SALVO SAITTA PORTA LA CIVITA AL TEATRO ABC

“Lu Matrimoniu ‘ntra la civita” in scena dal 21 al 24 novembre a Catania

Matrimoniu ntra la civita

La prima edizione con l’interpretazione e la regia di Salvo Saitta risale al 1972. A distanza di cinquant’anni lo spettacolo tornerà in scena, al Teatro Abc di Catania, debuttando giovedì 21 novembre e proseguendo con le repliche fino a domenica 24. Uno spettacolo fortunatissimo tratto da i dialoghi popolari di Nino Martoglio, perfetta riproduzione di uno spaccato di vita del quartiere della civita.  Il dialetto, quello catanese, vero,  l’arma vincente: far assaporare al pubblico quei suoni dolci, quella musicalità di alcuni termini specificatamente catanesi, che forse oggi non sapremmo più riconoscere.  Essere spettatori di “Matrimoniu ‘ntra la Civita” sarà come riascoltare un vinile sapientemente riposto dentro un baule e tirato fuori dopo tanto tempo.  Dopo il ’72 ci furono altre due riprese: don Procopio Ballacchieri, Violante ‘a Totina, Cocimu parralestu, Cuncetta ‘a sciabacota e gli altri civitoti di marca martogliana, ripresero vita nel ’92 e ancora nel ’99. Quelle storie semplici, fatte di cose di tutti i giorni, come il fidanzamento tra Genia ‘a peritunni e Turiddu luerjcasa, la gelosia e le rivalità tra Santa ‘a bagiana e Cuncetta, la spensieratezza di Fulli e la “cultura” di don Procopio torneranno a vivere anche oggi con un nuovo allestimento curato nei minimi particolari, dalla scenografia ai costumi e dalle luci alle musiche senza tralasciare il testo che in questi ultimi anni ha subito, ovviamente, dei cambiamenti.  «Un testo adeguato alle esigenze di un pubblico diverso – spiega Eduardo Saitta, direttore artistico della stagione – , sicuramente più emancipato, preparato, che non priveremo di alcuni dei pezzi storici dello spettacolo, come la lettura della lettere “anomila” (anonima) di don Procopio; oppure della spiegazione di cos’è il microbo; oppure le teorie dei “baddisti” e dei “culunnisti” sull’argomento colera.
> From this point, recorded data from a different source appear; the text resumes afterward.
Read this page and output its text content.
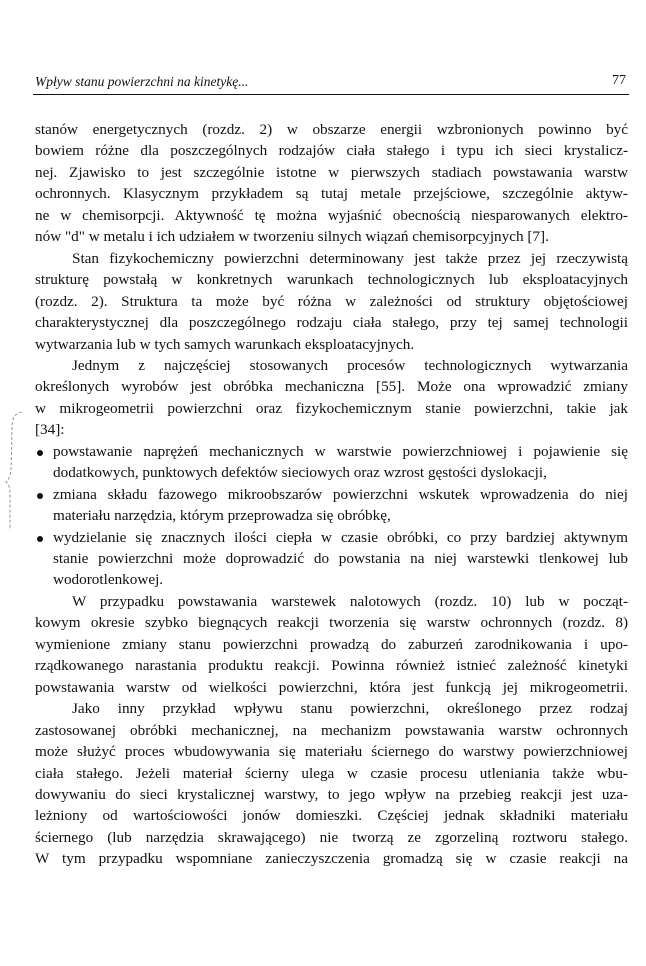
Wpływ stanu powierzchni na kinetykę...	77
stanów energetycznych (rozdz. 2) w obszarze energii wzbronionych powinno być
bowiem różne dla poszczególnych rodzajów ciała stałego i typu ich sieci krystalicz-
nej. Zjawisko to jest szczególnie istotne w pierwszych stadiach powstawania warstw
ochronnych. Klasycznym przykładem są tutaj metale przejściowe, szczególnie aktyw-
ne w chemisorpcji. Aktywność tę można wyjaśnić obecnością niesparowanych elektro-
nów "d" w metalu i ich udziałem w tworzeniu silnych wiązań chemisorpcyjnych [7].
Stan fizykochemiczny powierzchni determinowany jest także przez jej rzeczywistą
strukturę powstałą w konkretnych warunkach technologicznych lub eksploatacyjnych
(rozdz. 2). Struktura ta może być różna w zależności od struktury objętościowej
charakterystycznej dla poszczególnego rodzaju ciała stałego, przy tej samej technologii
wytwarzania lub w tych samych warunkach eksploatacyjnych.
Jednym z najczęściej stosowanych procesów technologicznych wytwarzania
określonych wyrobów jest obróbka mechaniczna [55]. Może ona wprowadzić zmiany
w mikrogeometrii powierzchni oraz fizykochemicznym stanie powierzchni, takie jak
[34]:
powstawanie naprężeń mechanicznych w warstwie powierzchniowej i pojawienie się
dodatkowych, punktowych defektów sieciowych oraz wzrost gęstości dyslokacji,
zmiana składu fazowego mikroobszarów powierzchni wskutek wprowadzenia do niej
materiału narzędzia, którym przeprowadza się obróbkę,
wydzielanie się znacznych ilości ciepła w czasie obróbki, co przy bardziej aktywnym
stanie powierzchni może doprowadzić do powstania na niej warstewki tlenkowej lub
wodorotlenkowej.
W przypadku powstawania warstewek nalotowych (rozdz. 10) lub w począt-
kowym okresie szybko biegnących reakcji tworzenia się warstw ochronnych (rozdz. 8)
wymienione zmiany stanu powierzchni prowadzą do zaburzeń zarodnikowania i upo-
rządkowanego narastania produktu reakcji. Powinna również istnieć zależność kinetyki
powstawania warstw od wielkości powierzchni, która jest funkcją jej mikrogeometrii.
Jako inny przykład wpływu stanu powierzchni, określonego przez rodzaj
zastosowanej obróbki mechanicznej, na mechanizm powstawania warstw ochronnych
może służyć proces wbudowywania się materiału ściernego do warstwy powierzchniowej
ciała stałego. Jeżeli materiał ścierny ulega w czasie procesu utleniania także wbu-
dowywaniu do sieci krystalicznej warstwy, to jego wpływ na przebieg reakcji jest uza-
leżniony od wartościowości jonów domieszki. Częściej jednak składniki materiału
ściernego (lub narzędzia skrawającego) nie tworzą ze zgorzeliną roztworu stałego.
W tym przypadku wspomniane zanieczyszczenia gromadzą się w czasie reakcji na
Insomma un omaggio alla nostra città ed al nostro Martoglio, per non perdere quelle radici, quell’attaccamento alle “cose” di Catania, le vie, le frasi, i detti, i pecchi, per non perdere quel gusto, quella voglia di appartenere alla nostra Terra. Il Teatro, ancora una volta, rende tutto questo possibile».